Jean-Marie Le Pen, nous a précisé qu’il n’avait d’autre rôle que celui de président d’honneur du Front National, pour le soutien de sa fille, et qu’il restait cantonné à son rôle de député européen. Mais son influence demeure. La preuve en est, avec ce nouveau discours prononcé à la tribune lors de ce « banquet patriotique » ce dimanche.

N’y a-t-il pas un décalage avec le FN voulu par sa fille ? Et y aura-t-il toujours uniformité entre les propos du père moins policés et ceux de la fille durant la campagne... ? Possible couacs à venir durant la campagne de com' du parti.
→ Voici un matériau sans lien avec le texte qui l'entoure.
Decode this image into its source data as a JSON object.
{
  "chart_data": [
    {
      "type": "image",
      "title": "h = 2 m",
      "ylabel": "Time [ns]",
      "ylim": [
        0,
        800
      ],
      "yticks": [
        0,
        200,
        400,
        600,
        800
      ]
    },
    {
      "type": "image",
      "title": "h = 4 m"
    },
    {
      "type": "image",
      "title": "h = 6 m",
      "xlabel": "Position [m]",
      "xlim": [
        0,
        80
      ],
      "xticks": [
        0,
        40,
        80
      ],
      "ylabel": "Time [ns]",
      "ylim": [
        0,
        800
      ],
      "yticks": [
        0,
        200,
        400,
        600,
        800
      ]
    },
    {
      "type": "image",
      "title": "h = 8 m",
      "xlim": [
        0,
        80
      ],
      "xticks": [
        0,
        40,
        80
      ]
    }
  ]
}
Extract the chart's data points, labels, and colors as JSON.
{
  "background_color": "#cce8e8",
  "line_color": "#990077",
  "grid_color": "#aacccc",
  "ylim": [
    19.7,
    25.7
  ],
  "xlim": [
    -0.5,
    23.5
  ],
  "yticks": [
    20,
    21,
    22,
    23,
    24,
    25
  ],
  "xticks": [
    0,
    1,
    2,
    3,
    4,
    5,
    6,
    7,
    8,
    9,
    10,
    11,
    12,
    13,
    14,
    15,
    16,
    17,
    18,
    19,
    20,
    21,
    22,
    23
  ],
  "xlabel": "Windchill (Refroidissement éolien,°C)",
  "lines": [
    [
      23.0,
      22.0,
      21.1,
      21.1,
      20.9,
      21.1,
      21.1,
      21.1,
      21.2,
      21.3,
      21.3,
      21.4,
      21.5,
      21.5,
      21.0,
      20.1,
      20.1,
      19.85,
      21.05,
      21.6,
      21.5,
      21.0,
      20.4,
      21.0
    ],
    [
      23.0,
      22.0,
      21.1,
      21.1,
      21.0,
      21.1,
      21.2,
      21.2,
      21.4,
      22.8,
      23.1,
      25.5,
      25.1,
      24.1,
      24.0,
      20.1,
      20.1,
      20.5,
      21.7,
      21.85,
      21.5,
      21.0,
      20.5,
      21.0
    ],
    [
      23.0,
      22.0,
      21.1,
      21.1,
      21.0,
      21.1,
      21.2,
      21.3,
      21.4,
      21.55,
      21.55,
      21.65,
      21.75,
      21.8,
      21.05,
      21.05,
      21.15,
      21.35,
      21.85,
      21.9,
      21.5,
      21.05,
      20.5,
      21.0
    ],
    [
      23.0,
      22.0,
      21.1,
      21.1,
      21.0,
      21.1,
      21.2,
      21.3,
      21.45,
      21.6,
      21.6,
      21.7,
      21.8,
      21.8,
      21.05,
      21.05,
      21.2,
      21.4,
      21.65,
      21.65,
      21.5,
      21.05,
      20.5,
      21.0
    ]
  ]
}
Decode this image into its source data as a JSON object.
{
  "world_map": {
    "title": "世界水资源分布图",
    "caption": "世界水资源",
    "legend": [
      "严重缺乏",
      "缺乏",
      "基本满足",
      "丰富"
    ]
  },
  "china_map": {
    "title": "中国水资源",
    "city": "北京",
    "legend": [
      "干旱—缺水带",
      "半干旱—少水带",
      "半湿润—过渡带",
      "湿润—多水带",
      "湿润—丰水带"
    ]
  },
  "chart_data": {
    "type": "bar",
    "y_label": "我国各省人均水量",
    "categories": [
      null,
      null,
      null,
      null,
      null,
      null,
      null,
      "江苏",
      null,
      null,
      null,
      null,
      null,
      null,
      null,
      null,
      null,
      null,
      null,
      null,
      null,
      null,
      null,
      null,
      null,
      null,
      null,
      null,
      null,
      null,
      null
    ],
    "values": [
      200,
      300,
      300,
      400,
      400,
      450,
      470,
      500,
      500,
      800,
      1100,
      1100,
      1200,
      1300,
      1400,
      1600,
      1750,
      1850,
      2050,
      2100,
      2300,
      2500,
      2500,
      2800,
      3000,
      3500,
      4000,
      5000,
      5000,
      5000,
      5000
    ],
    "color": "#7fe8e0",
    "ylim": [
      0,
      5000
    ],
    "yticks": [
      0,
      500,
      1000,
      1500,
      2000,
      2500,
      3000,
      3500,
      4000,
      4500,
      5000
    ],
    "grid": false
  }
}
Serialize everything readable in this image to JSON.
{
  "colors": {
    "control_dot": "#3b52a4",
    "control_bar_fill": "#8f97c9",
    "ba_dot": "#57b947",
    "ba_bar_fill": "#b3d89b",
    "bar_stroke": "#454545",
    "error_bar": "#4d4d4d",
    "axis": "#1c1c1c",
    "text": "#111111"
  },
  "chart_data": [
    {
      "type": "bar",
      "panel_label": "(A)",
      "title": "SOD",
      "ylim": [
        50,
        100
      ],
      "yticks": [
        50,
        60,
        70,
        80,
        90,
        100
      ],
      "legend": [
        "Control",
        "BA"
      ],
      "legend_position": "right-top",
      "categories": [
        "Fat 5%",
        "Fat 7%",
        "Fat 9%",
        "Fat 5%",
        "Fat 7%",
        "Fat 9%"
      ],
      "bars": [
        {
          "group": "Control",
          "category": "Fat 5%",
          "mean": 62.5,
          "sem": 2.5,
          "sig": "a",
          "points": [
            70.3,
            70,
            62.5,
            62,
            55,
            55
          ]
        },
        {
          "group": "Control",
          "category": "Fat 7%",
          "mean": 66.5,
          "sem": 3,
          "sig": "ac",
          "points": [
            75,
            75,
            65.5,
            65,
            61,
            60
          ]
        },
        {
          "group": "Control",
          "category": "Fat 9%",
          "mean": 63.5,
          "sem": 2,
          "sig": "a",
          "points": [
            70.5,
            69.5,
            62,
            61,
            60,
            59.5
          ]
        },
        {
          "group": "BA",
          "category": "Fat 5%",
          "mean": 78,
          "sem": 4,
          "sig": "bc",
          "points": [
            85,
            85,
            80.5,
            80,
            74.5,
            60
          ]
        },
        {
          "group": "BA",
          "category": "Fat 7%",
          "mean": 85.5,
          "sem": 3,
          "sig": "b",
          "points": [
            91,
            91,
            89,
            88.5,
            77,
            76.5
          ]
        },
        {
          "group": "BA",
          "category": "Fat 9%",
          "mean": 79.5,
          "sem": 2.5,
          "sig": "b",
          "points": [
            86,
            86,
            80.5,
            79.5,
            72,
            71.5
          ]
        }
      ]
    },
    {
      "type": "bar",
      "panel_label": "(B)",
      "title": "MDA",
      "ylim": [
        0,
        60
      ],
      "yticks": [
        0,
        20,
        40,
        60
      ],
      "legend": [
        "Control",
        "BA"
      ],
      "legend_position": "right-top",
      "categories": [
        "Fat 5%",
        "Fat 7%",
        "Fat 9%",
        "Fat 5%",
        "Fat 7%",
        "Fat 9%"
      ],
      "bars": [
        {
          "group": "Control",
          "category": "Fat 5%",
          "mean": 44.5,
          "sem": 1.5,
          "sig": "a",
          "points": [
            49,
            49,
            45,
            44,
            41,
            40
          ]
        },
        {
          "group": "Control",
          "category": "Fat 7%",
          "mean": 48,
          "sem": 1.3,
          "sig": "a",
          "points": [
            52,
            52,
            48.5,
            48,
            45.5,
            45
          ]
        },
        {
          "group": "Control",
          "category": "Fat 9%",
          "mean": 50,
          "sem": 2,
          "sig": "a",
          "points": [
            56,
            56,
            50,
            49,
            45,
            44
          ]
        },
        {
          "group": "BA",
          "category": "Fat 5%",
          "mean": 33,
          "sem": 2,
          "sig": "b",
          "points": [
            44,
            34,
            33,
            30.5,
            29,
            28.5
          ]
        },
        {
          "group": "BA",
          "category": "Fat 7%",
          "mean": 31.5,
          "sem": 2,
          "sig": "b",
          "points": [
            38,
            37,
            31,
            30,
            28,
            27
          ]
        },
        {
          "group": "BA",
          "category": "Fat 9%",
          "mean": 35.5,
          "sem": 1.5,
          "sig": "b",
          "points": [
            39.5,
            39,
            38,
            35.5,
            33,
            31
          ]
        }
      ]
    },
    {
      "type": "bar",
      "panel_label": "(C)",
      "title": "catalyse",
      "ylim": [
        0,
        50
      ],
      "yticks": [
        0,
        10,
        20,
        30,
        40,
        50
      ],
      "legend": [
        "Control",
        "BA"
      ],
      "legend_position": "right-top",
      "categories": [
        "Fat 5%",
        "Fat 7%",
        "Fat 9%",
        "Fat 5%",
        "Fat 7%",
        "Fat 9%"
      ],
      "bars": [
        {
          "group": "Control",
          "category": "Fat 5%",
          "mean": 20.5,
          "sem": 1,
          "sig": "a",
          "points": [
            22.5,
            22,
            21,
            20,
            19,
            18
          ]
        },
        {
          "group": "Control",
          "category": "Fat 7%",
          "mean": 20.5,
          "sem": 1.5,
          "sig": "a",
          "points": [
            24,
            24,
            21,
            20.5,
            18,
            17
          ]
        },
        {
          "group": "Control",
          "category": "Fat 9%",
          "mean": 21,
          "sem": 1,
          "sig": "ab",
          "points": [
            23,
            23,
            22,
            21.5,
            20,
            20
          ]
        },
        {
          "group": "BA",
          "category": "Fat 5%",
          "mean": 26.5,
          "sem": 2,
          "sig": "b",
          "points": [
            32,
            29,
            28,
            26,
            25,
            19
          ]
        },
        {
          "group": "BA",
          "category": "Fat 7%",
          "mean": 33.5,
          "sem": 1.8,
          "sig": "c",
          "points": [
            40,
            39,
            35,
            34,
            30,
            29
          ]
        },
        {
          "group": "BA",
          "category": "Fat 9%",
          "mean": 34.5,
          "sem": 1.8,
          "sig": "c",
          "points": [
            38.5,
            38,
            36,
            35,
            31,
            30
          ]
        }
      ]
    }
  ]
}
Au moment de son discours, celui qui a mené cinq campagnes présidentielles à la tête du Front National n’a pas changé de style, avec une forme de provocation oratoire, qui laisse parfois libre cours à une interprétation équivoque. Extrait à propos de la présence importante de sympathisants FN dans les régions méditerranéennes : « Il y a une bonne raison […] c’est que vous êtes en première ligne », déclare-t-il (sous les applaudissements et certains sourires), mais en reliant son propos de suite à la perte de l’Algérie française, et à ceux qui se seraient retrouvées « en exil ».

Info Plus :

Une logistique a été mise en place spécialement pour assurer la sécurité à l’occasion de la venue de J-M Le Pen à Nîmes. En plus de l’appui demandé à la préfecture par l’encadrement du mouvement politique, une quarantaine de militants bénévoles étaient mobilisés pour éviter que ne se reproduisent les derniers évènements en région parisienne, relatés notamment par le journal Le Parisien.